The DTLA (CA, USA) police administration dog park pigeon flock, having dinner.

This flock is a somewhat special flock, for demonstrating trusting behaviors, up to this point in time, although I’ve the same behaviors, previously, in some of the other flocks in town - it’s that the flocks become subjected to inappropriate human interventions in their populations by drugging them, catching them, and apparently, intentionally torturing and abusing them by tying strings around their feet and legs. It’s a travesty that this sort of behavior, by people, is still happening, but I’m committed to seeing to it, of that the birds continue to be fed and, with time, I expect that people will refrain from victimizing the town’s birds. It’s currently unknown “just who” is factually perpetrating these crimes, and I’m hoping to raise awareness and seek community solidarity, over time, in assisting in protecting the birds from intentional abuses, for observing the birds’ natural beauty, such as I have captured on video, today, and for recognizing their intrinsic worth as a locality attraction and for the potential of birds to touch people’s lives in perhaps unexpected and transformational ways.




Tuesday, June 14

Downtown Los Angeles’ new pigeon babies - season by season (Updating: 2022 - *)

In most cases,

A typical pigeon that a person would come across is simply a standard pigeon. Over he years, however, with some dedication, investment, and care, the creatures become slightly diversified, of their physical appearance, in various ways. Here, in this article, I’ll document some of the images of the young, whom I can identify, of the season’s offerings of pigeon and sparrow babies, of some notable distinction in their appearance, compared to the standard varieties of wild pigeons or sparrows that are to be found, as adults - whom may, themselves, be newly homed or released birds, whereas I also attempt to manage the general day-to-day presence and feeding of the birds, within the Downtown Los Angeles area. I’m beginning this documentation at the end of May, 2022, a well-enough point in the season for babies to have hatched, been fed in the nest, by their parents, and now, they’re capable of getting out and about, and they’re capable of feeding themselves. They would also have taken on enough plumage to demonstrate their fully-adult appearances. 
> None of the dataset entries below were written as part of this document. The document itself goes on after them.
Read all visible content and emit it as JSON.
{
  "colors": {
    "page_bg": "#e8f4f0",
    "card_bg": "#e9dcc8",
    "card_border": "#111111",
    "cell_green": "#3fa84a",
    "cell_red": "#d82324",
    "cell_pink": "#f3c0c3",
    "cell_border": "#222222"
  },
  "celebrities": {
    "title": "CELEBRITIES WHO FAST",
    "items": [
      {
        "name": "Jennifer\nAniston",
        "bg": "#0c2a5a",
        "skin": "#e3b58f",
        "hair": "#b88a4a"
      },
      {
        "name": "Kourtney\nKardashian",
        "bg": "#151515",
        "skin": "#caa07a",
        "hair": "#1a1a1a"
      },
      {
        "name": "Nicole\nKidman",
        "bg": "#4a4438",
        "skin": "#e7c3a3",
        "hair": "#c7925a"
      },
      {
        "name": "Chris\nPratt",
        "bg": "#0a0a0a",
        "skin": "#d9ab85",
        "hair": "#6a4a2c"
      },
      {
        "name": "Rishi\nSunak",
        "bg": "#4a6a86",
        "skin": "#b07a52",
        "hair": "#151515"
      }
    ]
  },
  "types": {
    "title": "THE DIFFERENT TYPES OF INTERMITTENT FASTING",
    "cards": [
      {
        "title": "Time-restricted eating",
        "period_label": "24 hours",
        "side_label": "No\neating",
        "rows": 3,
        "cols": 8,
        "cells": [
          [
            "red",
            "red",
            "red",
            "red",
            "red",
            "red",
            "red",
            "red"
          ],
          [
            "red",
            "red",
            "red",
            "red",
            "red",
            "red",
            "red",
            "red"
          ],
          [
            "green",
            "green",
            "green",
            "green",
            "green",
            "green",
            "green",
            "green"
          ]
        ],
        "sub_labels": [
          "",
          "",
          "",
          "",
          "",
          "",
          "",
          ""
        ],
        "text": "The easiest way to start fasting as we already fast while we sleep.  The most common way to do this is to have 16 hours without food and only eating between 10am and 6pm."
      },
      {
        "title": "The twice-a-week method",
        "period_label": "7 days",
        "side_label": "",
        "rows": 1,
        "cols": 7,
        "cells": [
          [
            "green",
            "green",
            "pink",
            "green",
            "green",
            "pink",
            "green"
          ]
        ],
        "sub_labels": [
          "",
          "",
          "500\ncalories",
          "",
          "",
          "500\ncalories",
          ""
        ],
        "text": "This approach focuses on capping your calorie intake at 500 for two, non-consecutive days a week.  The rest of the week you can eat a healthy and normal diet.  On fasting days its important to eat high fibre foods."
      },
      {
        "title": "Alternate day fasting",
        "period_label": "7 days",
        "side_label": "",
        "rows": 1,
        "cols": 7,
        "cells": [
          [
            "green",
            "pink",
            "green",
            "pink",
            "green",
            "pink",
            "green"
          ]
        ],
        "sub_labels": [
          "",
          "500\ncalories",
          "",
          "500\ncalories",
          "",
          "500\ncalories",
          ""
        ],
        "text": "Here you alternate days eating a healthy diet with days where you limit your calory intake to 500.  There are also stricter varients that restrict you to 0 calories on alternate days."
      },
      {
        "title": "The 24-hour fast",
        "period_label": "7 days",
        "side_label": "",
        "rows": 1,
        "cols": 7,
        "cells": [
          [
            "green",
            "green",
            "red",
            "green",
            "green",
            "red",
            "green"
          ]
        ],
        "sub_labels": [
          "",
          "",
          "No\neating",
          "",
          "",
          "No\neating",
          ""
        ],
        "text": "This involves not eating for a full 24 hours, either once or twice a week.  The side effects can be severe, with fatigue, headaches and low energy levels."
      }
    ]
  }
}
2022 - Doe eyes and soft pastels, and a squirrel pigeon.

During this season, at the end of May, when I began documenting these birds, for the season’s developments, in the birds’ appearance, I noticed that some of the young, whom I could identify as fledgling pigeons or sparrows, had taken on some development around the eyes, as more pronounced, or outlined - in some cases, nearly decorative and cosmetic changes had seemed to have become established. On one hand, my task management capability here in town is somewhat a quite broad and challenging effort to fulfill - I’ve gotten up my daily small-localities visitations up to a definite 5 areas, whereas there are easily perhaps anywhere from 75-200 or so birds that show up to eat. Some breeders and pigeon specialists are capable of establishing very regimented and impressive defined features in their birds, such as alternating feather color on the wings, for example, but I’m not particularly going for that type of establishment, in these birds - mostly just focusing on keeping them fed. One of the challenges is that the birds seem to be getting poached, or targeted, for capture and abuse - I currently had recently taken in “Virgil,” so-called, a pigeon whom I found, out on the street, about a week ago. I found him with string, hair, and a metal spring tied around both of his feet, and fortunately, I was able to win his trust, take him home, and assist him, as best I could, in removing the objects that were binding his feet, although his skin was already very inflamed around the trauma areas, and the string bound the skin deeply, more than I cared to injure the pigeon with, in attempting to remove the string any further. 









June 2022: Cheetah zazzles and more doe-eyed pigeons.









Three doe-eyed pigeons; one, perhaps, a parent.